Bereits seit der Zerschlagung der Demokratie 1933 hatten sich aufgrund der staatlichen Zensur erste Vorformen der späteren sozialdemokratischen Untergrundarbeit entwickelt. Dazu zählten etwa die Verbreitung von Flugschriften, oder die Kolportage einer im tschechischen Brünn (Brno) produzierten, illegalen Wochenzeitung. Diese erschien unter wechselnden Namen, wie Der Ruf, Die Wahrheit oder Die Stimme, um den staatlichen Verboten zu entgehen. Verteilt wurden die Publikationen durch sogenannte „Propagandastoßtrupps“, denen vor allem Mitglieder der JungsozialistInnen und junge Parteimitglieder angehörten. Dennoch schaffte es die Sozialdemokratische Partei nicht, sich schon in der Legalität systematisch auf die Illegalität vorzubereiten. Von den organisatorischen und politischen Strukturen der Übergangszeit zur Arbeit im Untergrund erwiesen sich nur die erwähnten Propagandastoßtrupps als lebensfähig.

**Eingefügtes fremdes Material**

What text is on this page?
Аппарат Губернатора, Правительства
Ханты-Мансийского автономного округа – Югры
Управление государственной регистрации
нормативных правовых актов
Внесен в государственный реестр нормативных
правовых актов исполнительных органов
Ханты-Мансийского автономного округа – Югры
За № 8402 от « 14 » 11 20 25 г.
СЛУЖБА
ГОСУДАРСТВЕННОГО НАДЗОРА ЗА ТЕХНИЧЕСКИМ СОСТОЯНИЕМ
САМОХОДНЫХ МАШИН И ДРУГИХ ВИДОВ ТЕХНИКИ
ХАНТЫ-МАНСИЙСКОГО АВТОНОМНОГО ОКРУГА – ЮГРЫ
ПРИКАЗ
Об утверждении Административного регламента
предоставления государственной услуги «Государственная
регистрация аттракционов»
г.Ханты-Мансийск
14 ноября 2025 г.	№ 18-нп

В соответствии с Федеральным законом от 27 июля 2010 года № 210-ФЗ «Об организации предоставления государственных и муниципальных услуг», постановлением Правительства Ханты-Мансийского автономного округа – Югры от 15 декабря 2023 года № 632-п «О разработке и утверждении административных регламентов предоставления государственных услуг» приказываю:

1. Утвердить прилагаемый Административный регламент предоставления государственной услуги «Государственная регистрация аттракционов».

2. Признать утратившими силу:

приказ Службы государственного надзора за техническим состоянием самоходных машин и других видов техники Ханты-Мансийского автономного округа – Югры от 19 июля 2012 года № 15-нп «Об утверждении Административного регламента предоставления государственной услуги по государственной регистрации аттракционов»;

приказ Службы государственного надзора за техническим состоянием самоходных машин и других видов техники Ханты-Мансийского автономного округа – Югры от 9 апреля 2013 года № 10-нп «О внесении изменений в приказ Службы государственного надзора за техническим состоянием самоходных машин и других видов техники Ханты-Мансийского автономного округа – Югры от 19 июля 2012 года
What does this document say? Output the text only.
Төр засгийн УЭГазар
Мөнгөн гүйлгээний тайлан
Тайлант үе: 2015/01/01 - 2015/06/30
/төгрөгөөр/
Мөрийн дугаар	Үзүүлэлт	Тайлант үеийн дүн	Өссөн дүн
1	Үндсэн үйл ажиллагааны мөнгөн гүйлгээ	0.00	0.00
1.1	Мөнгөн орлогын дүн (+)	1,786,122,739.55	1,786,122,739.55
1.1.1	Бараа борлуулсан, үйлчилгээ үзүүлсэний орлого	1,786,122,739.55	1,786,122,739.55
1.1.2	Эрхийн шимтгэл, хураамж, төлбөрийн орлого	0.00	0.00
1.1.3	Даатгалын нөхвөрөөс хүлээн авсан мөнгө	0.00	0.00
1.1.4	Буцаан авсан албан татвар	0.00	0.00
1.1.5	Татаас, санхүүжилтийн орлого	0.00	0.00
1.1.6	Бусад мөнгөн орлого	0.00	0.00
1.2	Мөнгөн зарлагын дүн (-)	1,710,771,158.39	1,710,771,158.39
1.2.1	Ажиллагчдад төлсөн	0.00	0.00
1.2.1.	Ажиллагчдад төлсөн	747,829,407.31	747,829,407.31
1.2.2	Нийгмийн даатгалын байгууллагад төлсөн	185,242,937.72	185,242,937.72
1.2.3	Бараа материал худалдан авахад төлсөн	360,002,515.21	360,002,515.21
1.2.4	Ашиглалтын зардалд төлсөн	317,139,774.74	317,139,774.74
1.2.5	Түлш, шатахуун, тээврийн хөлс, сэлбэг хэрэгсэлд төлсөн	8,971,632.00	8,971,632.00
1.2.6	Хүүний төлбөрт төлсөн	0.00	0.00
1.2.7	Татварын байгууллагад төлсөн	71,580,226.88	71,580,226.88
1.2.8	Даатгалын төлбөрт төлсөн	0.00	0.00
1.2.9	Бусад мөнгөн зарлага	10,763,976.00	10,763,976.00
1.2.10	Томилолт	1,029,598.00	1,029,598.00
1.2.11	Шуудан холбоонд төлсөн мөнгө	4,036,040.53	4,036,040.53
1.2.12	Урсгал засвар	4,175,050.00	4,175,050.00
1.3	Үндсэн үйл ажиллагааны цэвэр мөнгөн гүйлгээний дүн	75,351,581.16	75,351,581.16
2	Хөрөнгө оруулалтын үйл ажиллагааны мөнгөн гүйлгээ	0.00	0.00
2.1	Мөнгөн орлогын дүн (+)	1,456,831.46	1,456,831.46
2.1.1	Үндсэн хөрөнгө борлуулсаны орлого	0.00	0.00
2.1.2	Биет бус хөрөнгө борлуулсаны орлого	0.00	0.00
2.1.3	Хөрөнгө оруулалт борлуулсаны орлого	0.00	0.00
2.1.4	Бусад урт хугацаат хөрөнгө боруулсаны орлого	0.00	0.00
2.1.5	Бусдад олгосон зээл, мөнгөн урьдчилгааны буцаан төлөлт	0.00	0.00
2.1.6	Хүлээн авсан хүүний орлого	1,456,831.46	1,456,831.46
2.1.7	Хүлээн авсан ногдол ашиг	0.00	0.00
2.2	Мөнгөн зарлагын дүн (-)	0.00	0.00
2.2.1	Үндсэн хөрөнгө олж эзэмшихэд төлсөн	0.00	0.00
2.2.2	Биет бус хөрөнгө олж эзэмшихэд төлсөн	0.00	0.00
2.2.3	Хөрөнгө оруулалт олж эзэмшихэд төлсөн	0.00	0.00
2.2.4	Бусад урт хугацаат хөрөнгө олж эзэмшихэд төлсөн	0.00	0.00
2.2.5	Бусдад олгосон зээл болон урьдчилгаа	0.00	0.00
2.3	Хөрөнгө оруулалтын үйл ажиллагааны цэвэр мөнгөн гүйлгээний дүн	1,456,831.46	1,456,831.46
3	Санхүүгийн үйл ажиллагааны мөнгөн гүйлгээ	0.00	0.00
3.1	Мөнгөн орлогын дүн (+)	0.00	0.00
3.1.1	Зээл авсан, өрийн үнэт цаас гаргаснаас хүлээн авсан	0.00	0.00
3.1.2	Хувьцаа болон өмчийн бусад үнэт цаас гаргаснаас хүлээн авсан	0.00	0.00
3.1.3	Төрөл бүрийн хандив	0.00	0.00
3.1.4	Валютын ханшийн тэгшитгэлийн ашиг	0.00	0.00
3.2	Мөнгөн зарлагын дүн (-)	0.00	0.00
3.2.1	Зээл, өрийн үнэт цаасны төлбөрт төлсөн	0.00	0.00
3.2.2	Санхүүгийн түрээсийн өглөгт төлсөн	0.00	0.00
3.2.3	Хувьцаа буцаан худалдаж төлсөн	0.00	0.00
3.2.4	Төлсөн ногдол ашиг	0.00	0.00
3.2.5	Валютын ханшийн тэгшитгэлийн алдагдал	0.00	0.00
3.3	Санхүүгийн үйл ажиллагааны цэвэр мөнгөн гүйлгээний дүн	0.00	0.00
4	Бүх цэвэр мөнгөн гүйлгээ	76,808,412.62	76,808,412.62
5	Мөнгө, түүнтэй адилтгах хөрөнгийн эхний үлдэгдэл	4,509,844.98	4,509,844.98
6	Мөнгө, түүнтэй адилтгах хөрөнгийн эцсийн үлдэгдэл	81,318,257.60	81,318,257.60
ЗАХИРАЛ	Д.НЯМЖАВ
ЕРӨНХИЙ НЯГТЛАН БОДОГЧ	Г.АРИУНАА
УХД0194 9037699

Nach dem Verbot der Partei und aller ihrer Organisationen waren vor allem die Betriebsräte und Betriebsvertrauensleute wichtige Stützen der illegalen Sozialdemokratie und ein wichtiges Verbindungselement zu breiten Teilen der ArbeiterInnenschaft. Nachdem das Führungspersonal der Partei fast zur Gänze entweder ins Ausland geflohen oder von der Exekutive verhaftet worden war, spielten beim Aufbau der konspirativen sozialdemokratischen Untergrundorganisation die Gewerkschaften und die Jugendorganisationen eine wichtige Rolle, da ihre FunktionärInnen den Behörden durch ihre weniger exponierte Stellung in der Regel unbekannt waren. Eine gewichtige Rolle spielten auch die jungen AbsolventInnen der Arbeiterhochschule, wie etwa der spätere Bürgermeister von Wien und Bundespräsident Franz Jonas, oder die erste Vorsitzende des Bundes Sozialistischer Freiheitskämpfer und Opfer des Faschismus, Rosa Jochmann.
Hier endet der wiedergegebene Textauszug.